Professional reporters at work…:

"Gburek said he shot him when he was less than a metre away."
Carol Sanders, Winnipeg Free Press, June 13, 2008, Dumas shooter 'kept in dark' by police force

"Gburek said Dumas was less than two metres away when he fired two shots into the centre of his body."
Steve Lambert, June 13, 2008, Canadian Press, Winnipeg officer: there was no choice but to shoot Matthew Dumas.

"When he gets to within two feet...Const. Gburek fires two shots."
Winnipeg Sun, June 12, Tom Brodbeck, "Not a risk to take."
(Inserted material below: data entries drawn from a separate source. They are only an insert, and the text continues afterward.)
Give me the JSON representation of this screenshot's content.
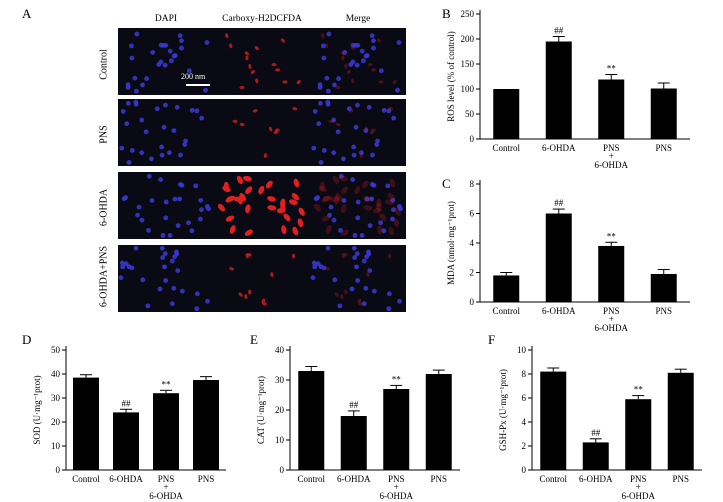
{
  "panelA": {
    "letter": "A",
    "columns": [
      "DAPI",
      "Carboxy-H2DCFDA",
      "Merge"
    ],
    "rows": [
      "Control",
      "PNS",
      "6-OHDA",
      "6-OHDA+PNS"
    ],
    "scalebar_label": "200 nm",
    "colors": {
      "dapi": "#3a3ad8",
      "ros": "#e02020"
    }
  },
  "chart_data": [
    {
      "type": "bar",
      "letter": "B",
      "categories": [
        "Control",
        "6-OHDA",
        "PNS",
        "PNS"
      ],
      "category_sublabel": "6-OHDA",
      "values": [
        100,
        195,
        119,
        101
      ],
      "errors": [
        0,
        10,
        10,
        11
      ],
      "annotations": [
        "",
        "##",
        "**",
        ""
      ],
      "ylabel": "ROS level (% of control)",
      "yticks": [
        0,
        50,
        100,
        150,
        200,
        250
      ],
      "ylim": [
        0,
        250
      ]
    },
    {
      "type": "bar",
      "letter": "C",
      "categories": [
        "Control",
        "6-OHDA",
        "PNS",
        "PNS"
      ],
      "category_sublabel": "6-OHDA",
      "values": [
        1.8,
        6.0,
        3.8,
        1.9
      ],
      "errors": [
        0.2,
        0.3,
        0.25,
        0.3
      ],
      "annotations": [
        "",
        "##",
        "**",
        ""
      ],
      "ylabel": "MDA (nmol·mg⁻¹prot)",
      "yticks": [
        0,
        2,
        4,
        6,
        8
      ],
      "ylim": [
        0,
        8
      ]
    },
    {
      "type": "bar",
      "letter": "D",
      "categories": [
        "Control",
        "6-OHDA",
        "PNS",
        "PNS"
      ],
      "category_sublabel": "6-OHDA",
      "values": [
        38.5,
        24,
        32,
        37.5
      ],
      "errors": [
        1.2,
        1.3,
        1.2,
        1.4
      ],
      "annotations": [
        "",
        "##",
        "**",
        ""
      ],
      "ylabel": "SOD (U·mg⁻¹prot)",
      "yticks": [
        0,
        10,
        20,
        30,
        40,
        50
      ],
      "ylim": [
        0,
        50
      ]
    },
    {
      "type": "bar",
      "letter": "E",
      "categories": [
        "Control",
        "6-OHDA",
        "PNS",
        "PNS"
      ],
      "category_sublabel": "6-OHDA",
      "values": [
        33,
        18,
        27,
        32
      ],
      "errors": [
        1.5,
        1.7,
        1.2,
        1.3
      ],
      "annotations": [
        "",
        "##",
        "**",
        ""
      ],
      "ylabel": "CAT (U·mg⁻¹prot)",
      "yticks": [
        0,
        10,
        20,
        30,
        40
      ],
      "ylim": [
        0,
        40
      ]
    },
    {
      "type": "bar",
      "letter": "F",
      "categories": [
        "Control",
        "6-OHDA",
        "PNS",
        "PNS"
      ],
      "category_sublabel": "6-OHDA",
      "values": [
        8.2,
        2.3,
        5.9,
        8.1
      ],
      "errors": [
        0.3,
        0.3,
        0.3,
        0.3
      ],
      "annotations": [
        "",
        "##",
        "**",
        ""
      ],
      "ylabel": "GSH-Px (U·mg⁻¹prot)",
      "yticks": [
        0,
        2,
        4,
        6,
        8,
        10
      ],
      "ylim": [
        0,
        10
      ]
    }
  ]
}
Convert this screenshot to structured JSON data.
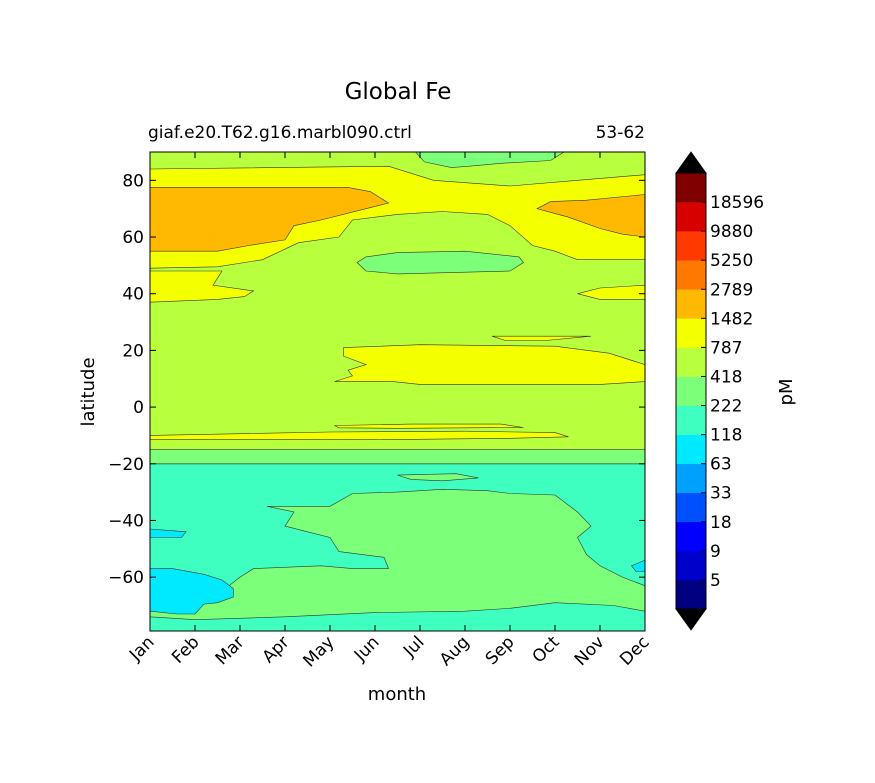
{
  "chart_data": {
    "type": "contourf",
    "title": "Global Fe",
    "subtitle_left": "giaf.e20.T62.g16.marbl090.ctrl",
    "subtitle_right": "53-62",
    "xlabel": "month",
    "ylabel": "latitude",
    "x_categories": [
      "Jan",
      "Feb",
      "Mar",
      "Apr",
      "May",
      "Jun",
      "Jul",
      "Aug",
      "Sep",
      "Oct",
      "Nov",
      "Dec"
    ],
    "xlim": [
      1,
      12
    ],
    "ylim": [
      -79,
      90
    ],
    "y_ticks": [
      80,
      60,
      40,
      20,
      0,
      -20,
      -40,
      -60
    ],
    "y_tick_labels": [
      "80",
      "60",
      "40",
      "20",
      "0",
      "−20",
      "−40",
      "−60"
    ],
    "colorbar": {
      "label": "pM",
      "extend": "both",
      "levels": [
        5,
        9,
        18,
        33,
        63,
        118,
        222,
        418,
        787,
        1482,
        2789,
        5250,
        9880,
        18596
      ],
      "level_labels": [
        "5",
        "9",
        "18",
        "33",
        "63",
        "118",
        "222",
        "418",
        "787",
        "1482",
        "2789",
        "5250",
        "9880",
        "18596"
      ],
      "colors": [
        "#000080",
        "#0000cd",
        "#0000ff",
        "#0050ff",
        "#00a0ff",
        "#00eaff",
        "#3fffc0",
        "#7cff79",
        "#b8ff3d",
        "#f4ff00",
        "#ffb900",
        "#ff7800",
        "#ff3a00",
        "#d60000",
        "#800000"
      ],
      "under_color": "#000000",
      "over_color": "#000000"
    },
    "regions": [
      {
        "band": "418-787",
        "desc": "background field, most latitudes",
        "value": 600
      },
      {
        "band": "118-222",
        "desc": "southern ocean band",
        "lat_range": [
          -79,
          -20
        ],
        "value": 170
      },
      {
        "band": "222-418",
        "desc": "southern ocean interior tongue",
        "lat_range": [
          -72,
          -29
        ],
        "value": 300
      },
      {
        "band": "63-118",
        "desc": "Jan-Feb high southern latitudes",
        "lat_range": [
          -73,
          -57
        ],
        "value": 90
      },
      {
        "band": "1482-2789",
        "desc": "northern high latitudes winter",
        "lat_range": [
          54,
          77
        ],
        "value": 2000
      },
      {
        "band": "787-1482",
        "desc": "tropical north summer",
        "lat_range": [
          8,
          22
        ],
        "value": 1000
      },
      {
        "band": "222-418",
        "desc": "arctic summer",
        "lat_range": [
          82,
          90
        ],
        "value": 300
      }
    ]
  }
}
"Based on the description he received from police radio reports or from his partner, Gburek said he was looking for a native male, armed with a gun, wearing a blue hoodie and a white baseball cap."
Carol Sanders, Winnipeg Free Press, June 13, Dumas shooter 'kept in dark' by police force

"He said Dumas was wearing a blue hoodie and he believed that the teen matched the description of one of the home invasion suspects, although the description on the police radio described three "native males" one about 15- or 16-years-old and wearing a white puffy Nike ski jacket and possibly armed with a handgun."
Carol Sanders, June 13, Winnipeg Free Press, Officer 'didn't want to shoot' Dumas

"Gburek said he saw Dumas's grey hoodie or sweater was "right over top of me," and yelled, "I'm going to shoot you"!"
CBC News Winnipeg, June 13, 'I did not want to pull the trigger': officer at Dumas inquest

"At one point, the pair was in another man's backyard with a large guard dog and the officer had a grip on the 18-year-old's parka."
Tamara King, Canadian Press, June 12, Emotional officer testifies at inquest into death of Winnipeg man shot by police.